The most outspoken comment came from Deputy Prime Minister Laurette Onkelinx, who is the country’s health minister. “Church and State are separate in Belgium, but when there are problems in our society, all the social partners sit down around a table, including representatives of secularism and of religion,” she told RTL radio. “Cardinal Danneels was a man of openness, of tolerance and was able to fit in there. Archbishop Léonard has already regularly challenged decisions made by our parliament.”

Onkelinx said Léonard’s appointment could upset the balance between secular and religious that Belgium has found. “Concerning AIDS, he’s against the use of condoms even while people are dying from it every day. He is against abortion and euthanasia … The pope’s choice could undermine the compromise that allows us to live together with respect for everyone.”

The Socialist Party said it “insists that Archbishop Léonard respects democratic decisions taken by the institutions of our country.

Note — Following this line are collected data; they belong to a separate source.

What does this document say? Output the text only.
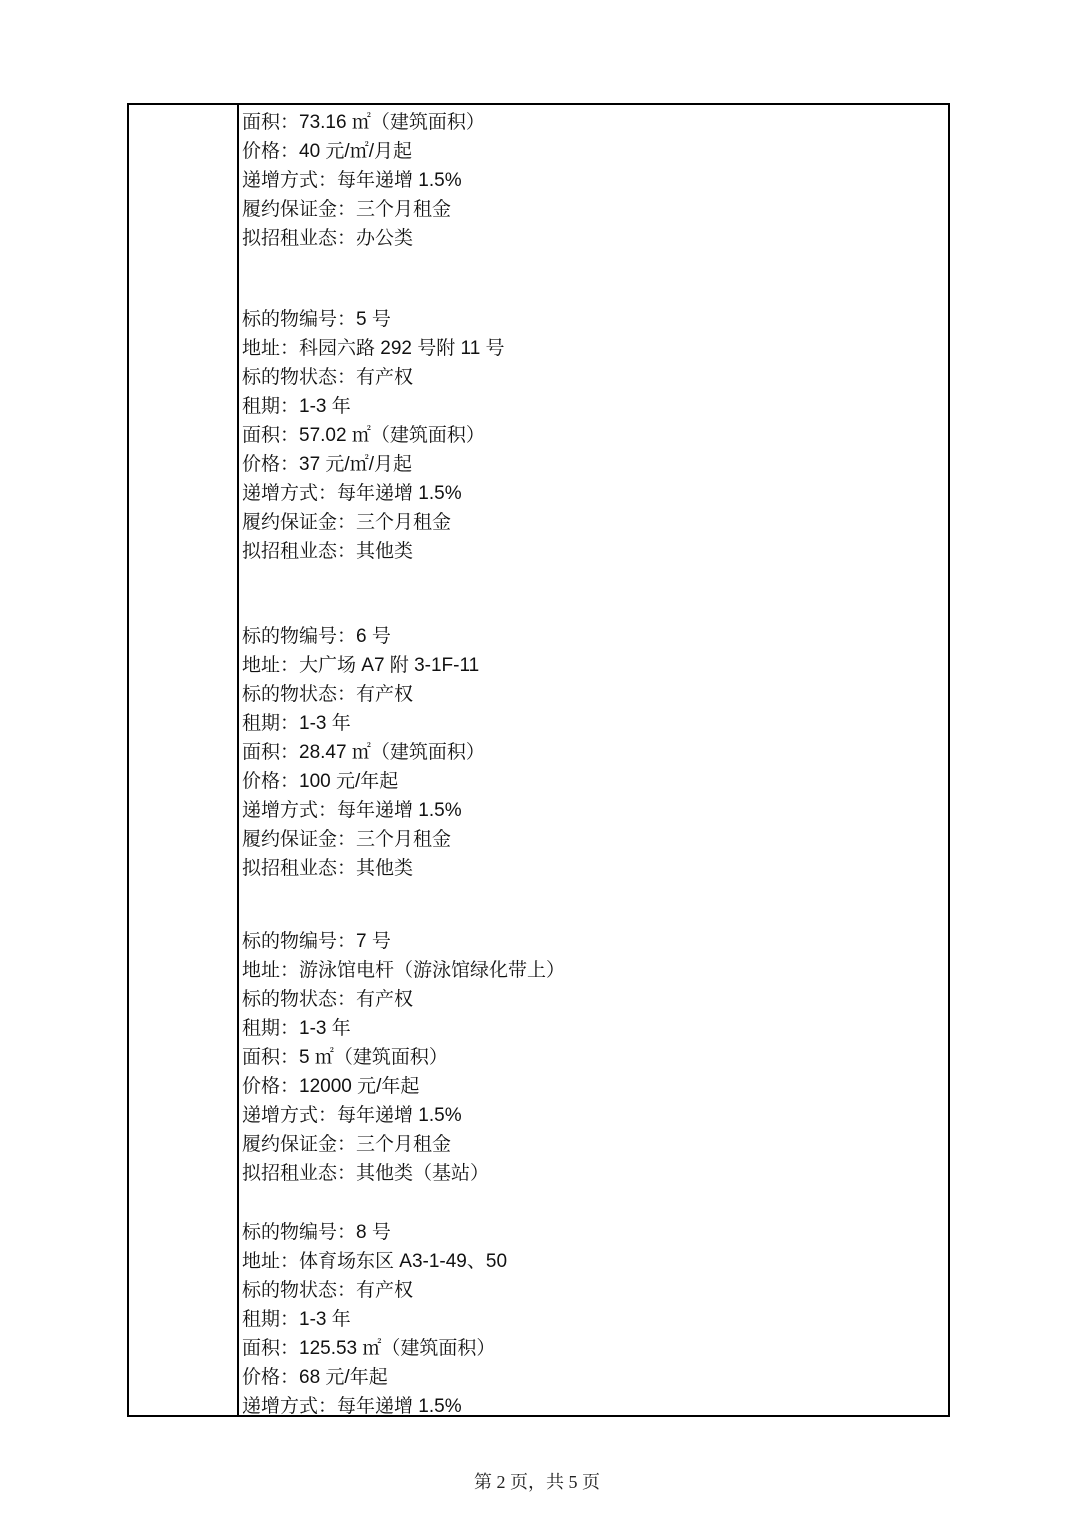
面积：73.16 ㎡（建筑面积）
价格：40 元/㎡/月起
递增方式：每年递增 1.5%
履约保证金：三个月租金
拟招租业态：办公类
标的物编号：5 号
地址：科园六路 292 号附 11 号
标的物状态：有产权
租期：1-3 年
面积：57.02 ㎡（建筑面积）
价格：37 元/㎡/月起
递增方式：每年递增 1.5%
履约保证金：三个月租金
拟招租业态：其他类
标的物编号：6 号
地址：大广场 A7 附 3-1F-11
标的物状态：有产权
租期：1-3 年
面积：28.47 ㎡（建筑面积）
价格：100 元/年起
递增方式：每年递增 1.5%
履约保证金：三个月租金
拟招租业态：其他类
标的物编号：7 号
地址：游泳馆电杆（游泳馆绿化带上）
标的物状态：有产权
租期：1-3 年
面积：5 ㎡（建筑面积）
价格：12000 元/年起
递增方式：每年递增 1.5%
履约保证金：三个月租金
拟招租业态：其他类（基站）
标的物编号：8 号
地址：体育场东区 A3-1-49、50
标的物状态：有产权
租期：1-3 年
面积：125.53 ㎡（建筑面积）
价格：68 元/年起
递增方式：每年递增 1.5%
第 2 页，共 5 页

For the Socialist Party, the rights and duties that people take on democratically take precedence over religioustraditions and commandments, without any exception.”

Twenty years ago I spent a year living in Belgium and attending the Catholic University in Louvain. At that time the country was supposedly 95% Catholic compared to about 75% today. In my experience even that 75% number is way too high. And as for it being the Catholic University of Louvain, it was about as Catholic as most of the so-called Catholic schools in this country.